Unser Raum ist liegt in der 1. Etage - ich sitze in der 4. Reihe zum Mittelgang hin, von der Tafel aus gesehen in der rechten Bankreihe, mein bester Freund links neben mir, wo sich auch die Fenster zum Schulhof befinden. Und auch ich hocke träumend da, mein Kinn in die linke Hand gestützt und zugleich ungeschützt zum Mittelgang hin, wo Hotte gerade an mir vorbei geht und mich dann nicht mehr sehen kann, weil selbst ein Direktor hinten keine Augen hat. Aber seinen Ohren ist es zu verdanken, dass die Redensart „Aus den Augen, aus dem Sinn“ schon im nächsten Moment und im wahrsten Sinne des Wortes voller Wucht außer Kraft gesetzt wird.
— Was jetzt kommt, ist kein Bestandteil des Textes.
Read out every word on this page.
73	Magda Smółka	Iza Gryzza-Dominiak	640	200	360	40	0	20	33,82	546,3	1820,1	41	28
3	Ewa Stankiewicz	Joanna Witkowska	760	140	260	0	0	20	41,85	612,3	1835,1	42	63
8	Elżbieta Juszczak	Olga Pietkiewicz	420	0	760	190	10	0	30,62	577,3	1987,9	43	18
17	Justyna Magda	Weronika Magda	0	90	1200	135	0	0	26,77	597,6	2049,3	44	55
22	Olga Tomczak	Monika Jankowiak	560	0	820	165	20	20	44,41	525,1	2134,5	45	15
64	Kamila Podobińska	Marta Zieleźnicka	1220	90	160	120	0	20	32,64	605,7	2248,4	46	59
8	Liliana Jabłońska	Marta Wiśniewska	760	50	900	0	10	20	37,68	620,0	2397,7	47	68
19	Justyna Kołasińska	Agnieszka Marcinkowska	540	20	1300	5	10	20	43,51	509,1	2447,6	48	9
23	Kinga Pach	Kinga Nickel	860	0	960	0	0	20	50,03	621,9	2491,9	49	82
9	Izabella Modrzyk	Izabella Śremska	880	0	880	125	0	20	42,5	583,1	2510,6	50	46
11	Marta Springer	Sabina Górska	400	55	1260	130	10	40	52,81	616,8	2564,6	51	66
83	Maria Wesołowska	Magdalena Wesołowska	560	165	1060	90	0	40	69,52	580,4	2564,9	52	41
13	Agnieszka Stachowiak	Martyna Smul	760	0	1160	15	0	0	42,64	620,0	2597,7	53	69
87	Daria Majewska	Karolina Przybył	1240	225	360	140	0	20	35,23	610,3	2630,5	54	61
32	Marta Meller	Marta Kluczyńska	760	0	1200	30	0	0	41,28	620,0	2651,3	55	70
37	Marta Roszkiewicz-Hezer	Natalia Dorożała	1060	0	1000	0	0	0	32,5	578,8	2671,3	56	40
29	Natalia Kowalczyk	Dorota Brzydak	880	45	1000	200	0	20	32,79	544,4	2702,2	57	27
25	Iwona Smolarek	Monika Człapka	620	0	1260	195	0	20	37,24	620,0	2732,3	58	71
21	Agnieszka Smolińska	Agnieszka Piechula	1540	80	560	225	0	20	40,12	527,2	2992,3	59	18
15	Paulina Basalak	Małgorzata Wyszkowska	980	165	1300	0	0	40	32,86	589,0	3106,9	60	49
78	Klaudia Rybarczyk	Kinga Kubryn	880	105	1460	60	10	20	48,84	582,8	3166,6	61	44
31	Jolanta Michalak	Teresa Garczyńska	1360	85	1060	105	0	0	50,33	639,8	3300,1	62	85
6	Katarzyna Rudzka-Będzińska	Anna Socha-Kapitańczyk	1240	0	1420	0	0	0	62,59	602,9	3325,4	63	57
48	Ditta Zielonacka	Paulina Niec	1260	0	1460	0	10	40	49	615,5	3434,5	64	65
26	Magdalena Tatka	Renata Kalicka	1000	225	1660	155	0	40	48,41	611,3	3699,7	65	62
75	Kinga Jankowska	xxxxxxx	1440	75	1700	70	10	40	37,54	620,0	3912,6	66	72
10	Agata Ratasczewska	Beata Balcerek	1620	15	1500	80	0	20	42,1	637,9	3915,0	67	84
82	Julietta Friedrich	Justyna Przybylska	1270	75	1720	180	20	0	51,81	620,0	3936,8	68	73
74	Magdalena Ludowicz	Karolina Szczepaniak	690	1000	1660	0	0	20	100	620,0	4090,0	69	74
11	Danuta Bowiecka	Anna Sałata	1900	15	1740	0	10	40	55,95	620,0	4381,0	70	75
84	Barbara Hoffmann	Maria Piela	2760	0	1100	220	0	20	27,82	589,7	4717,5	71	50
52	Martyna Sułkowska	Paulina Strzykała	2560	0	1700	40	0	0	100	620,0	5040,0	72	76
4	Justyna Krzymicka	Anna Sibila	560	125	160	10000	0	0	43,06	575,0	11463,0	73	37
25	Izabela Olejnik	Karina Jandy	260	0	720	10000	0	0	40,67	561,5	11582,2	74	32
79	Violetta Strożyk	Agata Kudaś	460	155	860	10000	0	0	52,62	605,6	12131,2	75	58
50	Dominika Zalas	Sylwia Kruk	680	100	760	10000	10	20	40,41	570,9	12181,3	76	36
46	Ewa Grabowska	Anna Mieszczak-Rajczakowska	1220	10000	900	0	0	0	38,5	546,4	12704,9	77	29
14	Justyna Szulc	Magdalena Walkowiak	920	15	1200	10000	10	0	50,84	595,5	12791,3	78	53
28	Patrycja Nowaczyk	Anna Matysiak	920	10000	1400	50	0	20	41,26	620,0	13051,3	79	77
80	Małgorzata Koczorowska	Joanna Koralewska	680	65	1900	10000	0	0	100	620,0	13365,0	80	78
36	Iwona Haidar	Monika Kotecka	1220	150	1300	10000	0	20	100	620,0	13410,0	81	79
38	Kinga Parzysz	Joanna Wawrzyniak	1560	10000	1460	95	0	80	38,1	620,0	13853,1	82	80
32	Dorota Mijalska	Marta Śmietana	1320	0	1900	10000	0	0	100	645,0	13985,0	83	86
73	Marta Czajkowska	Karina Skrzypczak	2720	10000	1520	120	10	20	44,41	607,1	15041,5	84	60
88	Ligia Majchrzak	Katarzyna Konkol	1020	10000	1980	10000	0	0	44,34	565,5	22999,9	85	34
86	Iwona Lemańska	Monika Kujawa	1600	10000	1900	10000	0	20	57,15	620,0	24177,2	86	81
PATSCH!!! Ich werde aus allen Träumen gerissen, als die flache Hand des Lehrers mir eine solche Backpfeife auf die zum Gang hin ungeschützte Wange verpasst, dass mir Hören und Sehen vergeht: wie ein Blitz aus heiterem Himmel! Was ist los?! Wieso werde ich geschlagen?! Hab ich was verbrochen?! Nein, hab` ich nicht!

Aber Hottes Ohren meinen wohl etwas gehört zu haben, was seine Augen in jenem Moment nicht sehen konnten. Blitzschnell umgedreht und einen halben Schritt gemacht, das reichte, um mir diesen Volltreffer zu verpassen, den - wenn überhaupt - der Freund neben mir verdient hätte, weil er vielleicht irgendein störendes Geräusch von sich gegeben hatte. Aber ich war der Schuldige für den Direktor, der dann wohl rein reflexartig reagierte, weil nur ich bzw. meine rechte Wange in diesem Moment eine Angriffsfläche bot.

Sei es , wie es sei. Unser Direktor lag mit seinem Treffer voll daneben, was sein Image als friedvoller Pädagoge positiv ausgedrückt um eine wesentliche Nuance bereicherte. Doch ich trug es ihm nicht lange nach, und auch mein Freund blieb mein Freund bis heute.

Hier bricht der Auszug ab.